O deus do tempo me colocou dentro de um círculo fechado, aprisionado para sempre em um globo da morte. Eu ando em volta de mim mesmo, vivendo tudo, como sempre foi, sem conseguir parar essa engrenagem, que não me deixa respirar. Eu existo de maneira igual ao meu passado que não passa e se faz presente. Eu me prosto, meus dentes rangem. Não consigo me livrar.

Como um só acontecimento pode marcar tão profundamente e para sempre uma vida? Como um instante, que poderia ser tão fortuito, vai se desenrolando, sem que se perceba, rumo a uma tragédia? Por que eu agi num moto contínuo, sem parar para meditar sobre o assunto, sem duvidar o suficiente de mim mesmo? Por que, então, e só então, eu quis acreditar em algo? Não era inevitável? Em algum momento eu poderia ter caído fora? Em que momento, além do inicial sim ou não, que admite a possibilidade dos dados serem arremessados para o alto, eu poderia ter interrompido a descida da pedra que empurrava morro acima? Eu mirei lá no alto, roubei o fogo dos deuses, e sofro fisicamente suas consequências.

Eu carrego minha história nas costas. Minha coluna envergou e está para quebrar. Como salvar a minha alma? Será que um dia eu vou voltar a dormir? Tomo remédios como se fossem balas açucaradas, sem efeito. Será que um dia vou parar de escutar os gritos, meus próprios gritos, e o grito inaudito do mundo? Eu deveria ter gritado até perder a voz. Quero estampar esses gritos, torná-los sólidos, palpáveis. Afogar seu som em papel sem celulose. Dar à luz, tirar de dentro de mim. Entregar o fogo aos homens para que eles me queimem em praça pública.

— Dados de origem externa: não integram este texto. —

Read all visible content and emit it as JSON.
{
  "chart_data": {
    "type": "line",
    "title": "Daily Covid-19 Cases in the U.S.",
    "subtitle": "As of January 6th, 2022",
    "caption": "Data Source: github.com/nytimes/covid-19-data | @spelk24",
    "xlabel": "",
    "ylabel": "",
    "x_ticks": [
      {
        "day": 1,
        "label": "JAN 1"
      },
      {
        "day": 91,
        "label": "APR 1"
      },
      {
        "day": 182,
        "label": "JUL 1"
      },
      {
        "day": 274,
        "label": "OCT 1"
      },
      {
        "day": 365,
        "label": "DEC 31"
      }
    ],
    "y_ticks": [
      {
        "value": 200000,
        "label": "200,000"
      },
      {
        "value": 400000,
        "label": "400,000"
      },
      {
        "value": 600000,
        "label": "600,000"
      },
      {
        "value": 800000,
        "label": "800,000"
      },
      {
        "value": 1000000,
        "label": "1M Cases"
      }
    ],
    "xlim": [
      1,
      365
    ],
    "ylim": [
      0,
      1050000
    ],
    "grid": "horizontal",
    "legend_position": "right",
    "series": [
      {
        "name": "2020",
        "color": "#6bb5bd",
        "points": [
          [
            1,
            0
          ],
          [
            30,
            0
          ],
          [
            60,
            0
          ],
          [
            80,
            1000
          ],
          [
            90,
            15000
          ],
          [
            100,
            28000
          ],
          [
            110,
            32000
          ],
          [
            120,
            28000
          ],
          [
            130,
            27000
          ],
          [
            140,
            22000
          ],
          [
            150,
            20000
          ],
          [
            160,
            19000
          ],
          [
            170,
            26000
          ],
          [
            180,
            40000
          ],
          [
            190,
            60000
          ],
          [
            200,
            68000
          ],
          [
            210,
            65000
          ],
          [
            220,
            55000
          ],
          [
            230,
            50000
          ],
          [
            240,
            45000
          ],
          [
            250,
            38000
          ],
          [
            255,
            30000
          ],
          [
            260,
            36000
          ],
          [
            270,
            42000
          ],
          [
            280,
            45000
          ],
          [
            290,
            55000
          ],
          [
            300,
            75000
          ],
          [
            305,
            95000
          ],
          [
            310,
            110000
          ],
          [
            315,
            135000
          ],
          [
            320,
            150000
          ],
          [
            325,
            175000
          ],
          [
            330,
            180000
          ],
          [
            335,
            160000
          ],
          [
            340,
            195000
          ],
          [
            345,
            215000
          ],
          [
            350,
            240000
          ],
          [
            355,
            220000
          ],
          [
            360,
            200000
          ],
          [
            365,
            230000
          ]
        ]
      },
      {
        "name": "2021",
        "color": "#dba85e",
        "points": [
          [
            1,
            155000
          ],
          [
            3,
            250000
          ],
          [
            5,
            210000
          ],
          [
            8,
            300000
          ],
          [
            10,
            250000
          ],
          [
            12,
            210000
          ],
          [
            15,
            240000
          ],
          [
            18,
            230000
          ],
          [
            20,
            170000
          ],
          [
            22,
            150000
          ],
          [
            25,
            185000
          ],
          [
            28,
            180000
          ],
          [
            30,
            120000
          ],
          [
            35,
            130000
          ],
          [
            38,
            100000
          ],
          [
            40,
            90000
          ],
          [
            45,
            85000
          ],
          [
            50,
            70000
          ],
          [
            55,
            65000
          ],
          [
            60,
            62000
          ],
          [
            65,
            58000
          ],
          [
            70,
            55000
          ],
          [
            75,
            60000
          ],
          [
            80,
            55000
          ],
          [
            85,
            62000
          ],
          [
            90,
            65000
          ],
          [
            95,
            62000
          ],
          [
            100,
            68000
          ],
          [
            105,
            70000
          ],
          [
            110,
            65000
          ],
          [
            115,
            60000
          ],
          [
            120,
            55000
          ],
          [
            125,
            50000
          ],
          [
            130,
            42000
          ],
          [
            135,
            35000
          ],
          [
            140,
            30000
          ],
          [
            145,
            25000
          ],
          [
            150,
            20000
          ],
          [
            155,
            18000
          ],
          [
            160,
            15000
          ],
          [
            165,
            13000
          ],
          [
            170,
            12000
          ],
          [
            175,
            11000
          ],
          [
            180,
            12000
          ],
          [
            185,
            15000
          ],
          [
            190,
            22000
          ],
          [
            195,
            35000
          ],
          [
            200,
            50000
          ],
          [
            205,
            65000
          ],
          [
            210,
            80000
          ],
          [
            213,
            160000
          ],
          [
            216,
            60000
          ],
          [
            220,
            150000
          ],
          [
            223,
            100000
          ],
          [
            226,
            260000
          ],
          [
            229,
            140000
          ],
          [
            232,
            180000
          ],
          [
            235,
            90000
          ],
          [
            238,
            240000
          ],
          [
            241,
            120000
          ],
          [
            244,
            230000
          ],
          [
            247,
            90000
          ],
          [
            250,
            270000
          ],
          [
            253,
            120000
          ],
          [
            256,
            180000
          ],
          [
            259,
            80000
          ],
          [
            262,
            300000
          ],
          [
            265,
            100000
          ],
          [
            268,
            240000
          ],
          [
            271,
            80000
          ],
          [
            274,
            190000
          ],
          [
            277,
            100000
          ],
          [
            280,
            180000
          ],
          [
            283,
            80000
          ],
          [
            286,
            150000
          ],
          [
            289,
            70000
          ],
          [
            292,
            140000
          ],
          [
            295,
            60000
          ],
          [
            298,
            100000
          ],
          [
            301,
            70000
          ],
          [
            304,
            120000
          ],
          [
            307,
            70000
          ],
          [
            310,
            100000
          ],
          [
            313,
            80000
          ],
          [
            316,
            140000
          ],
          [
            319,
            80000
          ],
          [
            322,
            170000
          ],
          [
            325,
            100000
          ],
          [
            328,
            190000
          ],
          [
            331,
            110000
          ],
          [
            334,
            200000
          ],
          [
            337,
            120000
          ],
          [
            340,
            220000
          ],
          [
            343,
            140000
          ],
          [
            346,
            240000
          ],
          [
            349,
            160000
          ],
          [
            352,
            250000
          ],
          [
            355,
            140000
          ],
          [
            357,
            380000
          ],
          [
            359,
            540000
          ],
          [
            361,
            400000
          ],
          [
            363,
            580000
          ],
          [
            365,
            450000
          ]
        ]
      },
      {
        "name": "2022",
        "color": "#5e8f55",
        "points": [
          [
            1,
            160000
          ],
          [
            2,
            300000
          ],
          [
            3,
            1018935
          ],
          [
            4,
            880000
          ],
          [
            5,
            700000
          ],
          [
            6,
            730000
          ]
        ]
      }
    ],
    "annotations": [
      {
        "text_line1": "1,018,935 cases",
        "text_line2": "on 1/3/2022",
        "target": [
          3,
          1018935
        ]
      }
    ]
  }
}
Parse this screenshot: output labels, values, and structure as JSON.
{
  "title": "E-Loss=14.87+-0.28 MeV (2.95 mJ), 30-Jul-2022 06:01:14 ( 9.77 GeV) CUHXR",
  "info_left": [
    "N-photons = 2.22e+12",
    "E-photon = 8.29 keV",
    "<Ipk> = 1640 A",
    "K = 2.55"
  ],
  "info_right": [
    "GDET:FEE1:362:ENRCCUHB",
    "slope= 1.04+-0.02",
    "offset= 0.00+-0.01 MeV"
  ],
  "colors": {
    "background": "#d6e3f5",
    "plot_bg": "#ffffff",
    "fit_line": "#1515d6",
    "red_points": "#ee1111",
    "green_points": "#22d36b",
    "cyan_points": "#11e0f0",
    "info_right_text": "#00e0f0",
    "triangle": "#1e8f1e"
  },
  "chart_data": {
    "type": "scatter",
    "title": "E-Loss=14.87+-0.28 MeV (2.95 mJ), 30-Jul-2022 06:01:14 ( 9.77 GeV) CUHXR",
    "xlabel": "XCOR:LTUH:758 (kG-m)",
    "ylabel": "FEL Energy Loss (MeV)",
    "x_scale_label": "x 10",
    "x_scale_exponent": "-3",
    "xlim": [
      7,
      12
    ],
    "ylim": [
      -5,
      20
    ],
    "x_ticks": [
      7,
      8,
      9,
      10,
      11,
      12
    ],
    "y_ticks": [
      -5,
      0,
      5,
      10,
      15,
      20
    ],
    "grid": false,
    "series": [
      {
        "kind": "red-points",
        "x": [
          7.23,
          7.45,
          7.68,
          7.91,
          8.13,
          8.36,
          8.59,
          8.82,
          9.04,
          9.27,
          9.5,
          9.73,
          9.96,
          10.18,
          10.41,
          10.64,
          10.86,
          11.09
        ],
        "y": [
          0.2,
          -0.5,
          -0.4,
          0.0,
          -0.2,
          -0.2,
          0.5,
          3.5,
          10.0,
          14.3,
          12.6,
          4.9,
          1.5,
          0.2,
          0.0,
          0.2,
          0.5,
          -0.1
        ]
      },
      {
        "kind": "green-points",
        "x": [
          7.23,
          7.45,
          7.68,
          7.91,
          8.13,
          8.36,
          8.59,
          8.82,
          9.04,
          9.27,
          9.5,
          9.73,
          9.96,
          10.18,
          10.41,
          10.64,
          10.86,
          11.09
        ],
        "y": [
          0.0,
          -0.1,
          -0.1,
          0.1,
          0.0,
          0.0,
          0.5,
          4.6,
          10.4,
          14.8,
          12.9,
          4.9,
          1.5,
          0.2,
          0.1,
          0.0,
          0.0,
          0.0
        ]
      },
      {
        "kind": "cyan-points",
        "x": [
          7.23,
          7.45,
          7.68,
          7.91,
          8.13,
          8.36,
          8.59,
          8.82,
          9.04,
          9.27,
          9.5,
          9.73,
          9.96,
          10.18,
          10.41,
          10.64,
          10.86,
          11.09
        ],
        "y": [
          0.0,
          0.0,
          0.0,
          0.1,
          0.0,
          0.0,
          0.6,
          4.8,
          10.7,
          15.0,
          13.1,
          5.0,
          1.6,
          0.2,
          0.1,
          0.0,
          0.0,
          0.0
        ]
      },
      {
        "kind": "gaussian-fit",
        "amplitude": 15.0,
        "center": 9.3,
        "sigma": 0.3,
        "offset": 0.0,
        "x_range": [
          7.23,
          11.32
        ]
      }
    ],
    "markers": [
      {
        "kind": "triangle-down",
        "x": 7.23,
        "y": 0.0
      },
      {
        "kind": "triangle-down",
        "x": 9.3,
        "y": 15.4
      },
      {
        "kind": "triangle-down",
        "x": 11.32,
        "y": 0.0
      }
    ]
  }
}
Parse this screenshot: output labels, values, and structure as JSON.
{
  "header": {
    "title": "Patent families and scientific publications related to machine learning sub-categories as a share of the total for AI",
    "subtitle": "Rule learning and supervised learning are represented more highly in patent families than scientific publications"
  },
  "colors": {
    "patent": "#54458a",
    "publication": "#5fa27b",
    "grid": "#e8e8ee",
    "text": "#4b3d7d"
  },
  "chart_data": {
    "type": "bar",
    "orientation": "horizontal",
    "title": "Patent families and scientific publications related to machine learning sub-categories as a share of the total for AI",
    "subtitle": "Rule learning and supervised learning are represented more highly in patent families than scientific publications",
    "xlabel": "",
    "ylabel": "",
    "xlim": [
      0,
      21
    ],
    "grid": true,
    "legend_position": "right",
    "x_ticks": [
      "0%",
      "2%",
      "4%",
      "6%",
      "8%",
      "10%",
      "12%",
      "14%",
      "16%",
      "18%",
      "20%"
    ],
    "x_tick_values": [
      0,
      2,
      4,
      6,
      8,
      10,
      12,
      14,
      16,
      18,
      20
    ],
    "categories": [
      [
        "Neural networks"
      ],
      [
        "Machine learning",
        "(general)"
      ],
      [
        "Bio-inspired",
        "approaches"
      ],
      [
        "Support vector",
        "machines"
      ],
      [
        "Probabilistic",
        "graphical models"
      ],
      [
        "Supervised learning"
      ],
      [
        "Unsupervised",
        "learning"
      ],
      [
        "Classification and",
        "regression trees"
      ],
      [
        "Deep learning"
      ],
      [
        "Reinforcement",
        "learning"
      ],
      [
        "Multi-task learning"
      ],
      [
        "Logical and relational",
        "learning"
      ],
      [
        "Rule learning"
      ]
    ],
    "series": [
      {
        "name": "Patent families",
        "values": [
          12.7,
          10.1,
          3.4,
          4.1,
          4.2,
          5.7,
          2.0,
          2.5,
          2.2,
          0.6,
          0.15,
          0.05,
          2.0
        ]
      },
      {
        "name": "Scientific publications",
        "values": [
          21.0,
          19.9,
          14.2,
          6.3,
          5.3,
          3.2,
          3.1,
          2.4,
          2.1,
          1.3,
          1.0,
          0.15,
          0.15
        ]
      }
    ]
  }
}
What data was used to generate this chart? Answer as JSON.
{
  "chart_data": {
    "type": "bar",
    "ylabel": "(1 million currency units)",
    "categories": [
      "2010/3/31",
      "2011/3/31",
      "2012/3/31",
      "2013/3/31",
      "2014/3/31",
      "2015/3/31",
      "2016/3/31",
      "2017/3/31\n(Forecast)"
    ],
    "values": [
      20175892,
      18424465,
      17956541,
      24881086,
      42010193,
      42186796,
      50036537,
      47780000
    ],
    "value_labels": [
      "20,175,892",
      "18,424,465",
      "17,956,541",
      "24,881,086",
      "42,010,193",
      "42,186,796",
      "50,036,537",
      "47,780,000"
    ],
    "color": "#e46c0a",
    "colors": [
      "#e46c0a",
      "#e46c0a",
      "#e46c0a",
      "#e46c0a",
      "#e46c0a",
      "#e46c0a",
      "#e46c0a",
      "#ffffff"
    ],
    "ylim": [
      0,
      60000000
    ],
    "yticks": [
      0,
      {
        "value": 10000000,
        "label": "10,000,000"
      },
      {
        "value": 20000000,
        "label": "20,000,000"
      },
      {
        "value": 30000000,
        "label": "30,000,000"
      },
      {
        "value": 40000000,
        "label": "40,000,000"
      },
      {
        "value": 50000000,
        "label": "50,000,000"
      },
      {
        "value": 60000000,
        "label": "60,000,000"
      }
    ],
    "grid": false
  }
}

Não adiantou falar. Frequento o divã há já duas décadas. Mudei de psicanalista para terapeuta experimental. Esse exercício é a mais nova tentativa, sugerida pela mais recente, que se intitula esquizopsicóloga, de ordenar esse meu passado, torná-lo algo com um pouco mais de sentido. Colocar esses eventos que pipocam como fungos no meu inconsciente dentro de uma cronologia. Olhar para as cenas mais duras e perceber que fechar os olhos não vai fazer com elas sumam. Ao contrário. Continuam acontecendo na escuridão.


Essa é a história de uma verdadeira mentira.